PKI Settings

Using this dialog box, you can configure this path to use appropriate PKI settings for your situation.

Verify Host Name against Host Certificate Name

Select this option if you want InfoConnect to verify that the name in the certificate you received matches the host name specified for the path in the TCP/UDP Path Options dialog box.

NOTE: This setting is required for DOD PKI users.

Certificate Revocation

Select at least one of the following options to enable certificate revocation checking. If you select both options, the program performs the OCSP check first, and then the CRL check.

  • Use CRL

    A Certificate Revocation List (CRL) to ensure that certificates being used have not been revoked by the certification authority.When enabled, InfoConnect checks for CRLs in any location specified in the CRL Distribution Point (CDP) field of the certificate, and the Reflection Certificate Manager provides you with the option to configure an LDAP server from which you can retrieve intermediate certificates for CRLs.

  • Use OCSP

    An OCSP (Online Certificate Status Protocol) responder to confirm whether a certificate is valid.When enabled, an OCSP responder reacts to certificate status requests with one of three digitally signed responses: Valid, Invalid, and Unknown. Using OCSP removes the need for servers and/or clients to retrieve and sort through large CRLs.

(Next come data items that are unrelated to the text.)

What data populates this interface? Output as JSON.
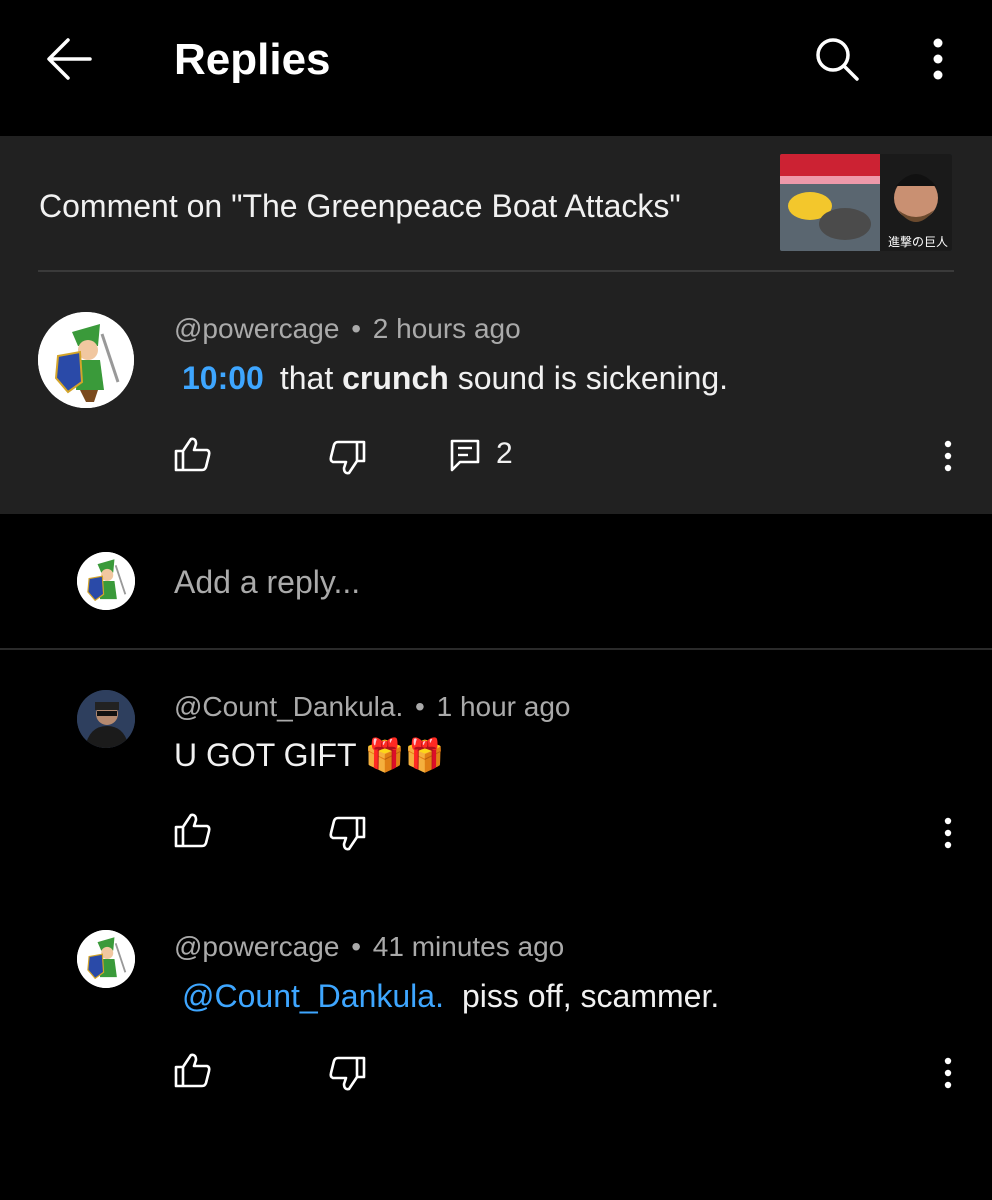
{
  "header": {
    "title": "Replies"
  },
  "context": {
    "label": "Comment on \"The Greenpeace Boat Attacks\""
  },
  "parent_comment": {
    "author": "@powercage",
    "sep": "•",
    "time": "2 hours ago",
    "timestamp_link": "10:00",
    "text_before": "that ",
    "text_bold": "crunch",
    "text_after": " sound is sickening.",
    "reply_count": "2"
  },
  "reply_box": {
    "placeholder": "Add a reply..."
  },
  "replies": [
    {
      "author": "@Count_Dankula.",
      "sep": "•",
      "time": "1 hour ago",
      "text": "U GOT GIFT 🎁🎁"
    },
    {
      "author": "@powercage",
      "sep": "•",
      "time": "41 minutes ago",
      "mention": "@Count_Dankula.",
      "text": "piss off, scammer."
    }
  ],
  "icons": {
    "back": "arrow-left-icon",
    "search": "search-icon",
    "more": "more-vertical-icon",
    "like": "thumbs-up-icon",
    "dislike": "thumbs-down-icon",
    "reply": "comment-icon"
  },
  "colors": {
    "background": "#000000",
    "card": "#212121",
    "link": "#3ea6ff",
    "meta": "#aaaaaa"
  }
}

NOTE:DOD PKI users must select at least one of these options.

Reflection Certificate Manager

Click this button to invoke the Reflection Certificate Manager. The Reflection Certificate Manager allows you to manage the digital certificates in the Reflection certificate store and to configure other aspects of InfoConnect PKI support. If you enable either form of certificate revocation checking, you must use the Reflection Certificate Manager to configure the appropriate server.

NOTE:DOD PKI users must also use the Reflection Certificate Manager to disable the use of the Windows Certificate Store.